Pharmacies reduce women to their ‘child-bearing potential’ in states with abortion bansJuly 28, 2022
A CVS pharmacist in Tennessee refused to fill a prescription for methotrexate until one woman’s doctor called in to say it wasn’t for abortion. “By Tuesday morning, putting my pants on, my pain was like a 10,” Jennifer Crow told The New Republic’s Laura Weiss. The kicker is that Crow has had a hysterectomy, highlighting that pharmacists cannot look at a person and correctly assess her “child-bearing potential.”
”Even though my incident [was] resolved, I am not confident going forward that my methotrexate is secure,” Crow said, making her life with chronic illness that much more difficult.

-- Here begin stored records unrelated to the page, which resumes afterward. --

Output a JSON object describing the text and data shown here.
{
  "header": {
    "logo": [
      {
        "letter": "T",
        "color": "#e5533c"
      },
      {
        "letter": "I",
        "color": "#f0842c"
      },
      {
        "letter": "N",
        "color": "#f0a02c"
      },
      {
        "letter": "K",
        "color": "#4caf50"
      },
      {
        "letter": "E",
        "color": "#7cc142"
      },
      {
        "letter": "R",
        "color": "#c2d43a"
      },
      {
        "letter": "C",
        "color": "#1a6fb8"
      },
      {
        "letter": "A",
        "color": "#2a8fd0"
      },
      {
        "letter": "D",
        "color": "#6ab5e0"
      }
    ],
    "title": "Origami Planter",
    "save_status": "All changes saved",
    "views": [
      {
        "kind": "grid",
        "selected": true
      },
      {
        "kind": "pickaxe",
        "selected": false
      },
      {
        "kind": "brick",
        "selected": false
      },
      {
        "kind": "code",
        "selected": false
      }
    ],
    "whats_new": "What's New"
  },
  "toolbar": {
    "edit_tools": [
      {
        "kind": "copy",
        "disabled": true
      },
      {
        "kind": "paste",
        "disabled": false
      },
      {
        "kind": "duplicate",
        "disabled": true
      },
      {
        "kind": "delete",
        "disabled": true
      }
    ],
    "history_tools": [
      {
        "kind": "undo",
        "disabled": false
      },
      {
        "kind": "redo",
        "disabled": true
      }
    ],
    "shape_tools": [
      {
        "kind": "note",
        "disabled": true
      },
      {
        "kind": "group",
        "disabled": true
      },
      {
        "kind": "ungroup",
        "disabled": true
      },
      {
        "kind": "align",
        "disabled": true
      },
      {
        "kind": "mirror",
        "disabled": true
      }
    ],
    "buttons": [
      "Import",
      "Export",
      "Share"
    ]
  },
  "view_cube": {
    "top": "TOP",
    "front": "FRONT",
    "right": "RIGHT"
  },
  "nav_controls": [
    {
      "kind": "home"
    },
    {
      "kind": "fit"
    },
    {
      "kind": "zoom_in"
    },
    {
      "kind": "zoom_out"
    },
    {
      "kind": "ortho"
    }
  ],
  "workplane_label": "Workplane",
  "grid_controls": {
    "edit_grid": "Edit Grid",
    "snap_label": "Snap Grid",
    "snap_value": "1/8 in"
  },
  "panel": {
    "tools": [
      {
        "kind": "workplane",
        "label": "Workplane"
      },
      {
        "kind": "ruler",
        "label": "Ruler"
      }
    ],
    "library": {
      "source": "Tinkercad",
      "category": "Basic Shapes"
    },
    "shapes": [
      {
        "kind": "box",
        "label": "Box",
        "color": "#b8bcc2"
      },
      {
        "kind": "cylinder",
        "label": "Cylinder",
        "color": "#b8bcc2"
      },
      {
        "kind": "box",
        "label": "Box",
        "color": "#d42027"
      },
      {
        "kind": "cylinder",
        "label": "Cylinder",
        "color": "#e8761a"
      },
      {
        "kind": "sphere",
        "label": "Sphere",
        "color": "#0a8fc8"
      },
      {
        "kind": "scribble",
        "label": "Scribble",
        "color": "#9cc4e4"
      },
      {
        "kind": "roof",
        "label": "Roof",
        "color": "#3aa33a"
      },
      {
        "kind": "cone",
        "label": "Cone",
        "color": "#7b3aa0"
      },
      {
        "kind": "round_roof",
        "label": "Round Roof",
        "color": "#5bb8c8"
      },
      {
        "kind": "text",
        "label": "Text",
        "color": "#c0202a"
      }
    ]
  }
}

A Texas woman who spoke to Weiss won’t be fighting with pharmacists to get her methotrexate, because her doctor changed her treatment for Crohn’s—increasing her risks from COVID-19 and other infectious diseases by increasing her dosage of immunosuppressive drugs.
An Arizona Walgreens employee told Weiss, “[I] just think it’s ridiculous that pharmacists have to jump through all these hoops to treat their patients. I understand pharmacists sometimes have to deny medications/clarify with doctors due to drug interactions or incorrect dosing, but this just feels invasive. Especially since it’s only for women. Men with autoimmune diseases who take these medications won’t have to deal with the same issues.”
The Biden administration warned recently that “pharmacies are prohibited from discriminating on the basis of race, color, national origin, sex, age, and disability in their programs and activities under a range of federal civil rights laws,” highlighting misoprostol and methotrexate in its examples of what that might look like. But the warning was without teeth, because the document explicitly said it would not and could not be enforced.
Proponents of these abortion bans will claim that there’s nothing in the law to prevent a pharmacist from filling a prescription for cancer or rheumatoid arthritis treatments. But that’s not actually true. The laws are so broad and so scary that of course pharmacists—and doctors—will hesitate to give care that could open them up to legal penalties.
”When you write laws that are overly-broad, institute a harsh enforcement mechanism, enforce those laws inconsistently, and empower a vast network of civilian snitches and spies, you create a climate of paranoia and fear,” Jill Filipovic writes. “You don’t need consistent enforcement, because people police themselves—and because the law is vague and the stakes so high, they over-police.”
Banning abortion was intended to force people to carry unwanted pregnancies to term—at whatever cost to life, health, or financial stability. That’s bad enough. Now Republicans compound that by showing that they are comfortable in making people—women and anyone else of “child-bearing potential,” specifically—suffer when their needed medications are blocked. Or when their wanted pregnancy turns into a complicated miscarriage. Or when they have ectopic pregnancy. The more different impacts of abortion bans we see, the more clearly we can see how little Republicans care for human life.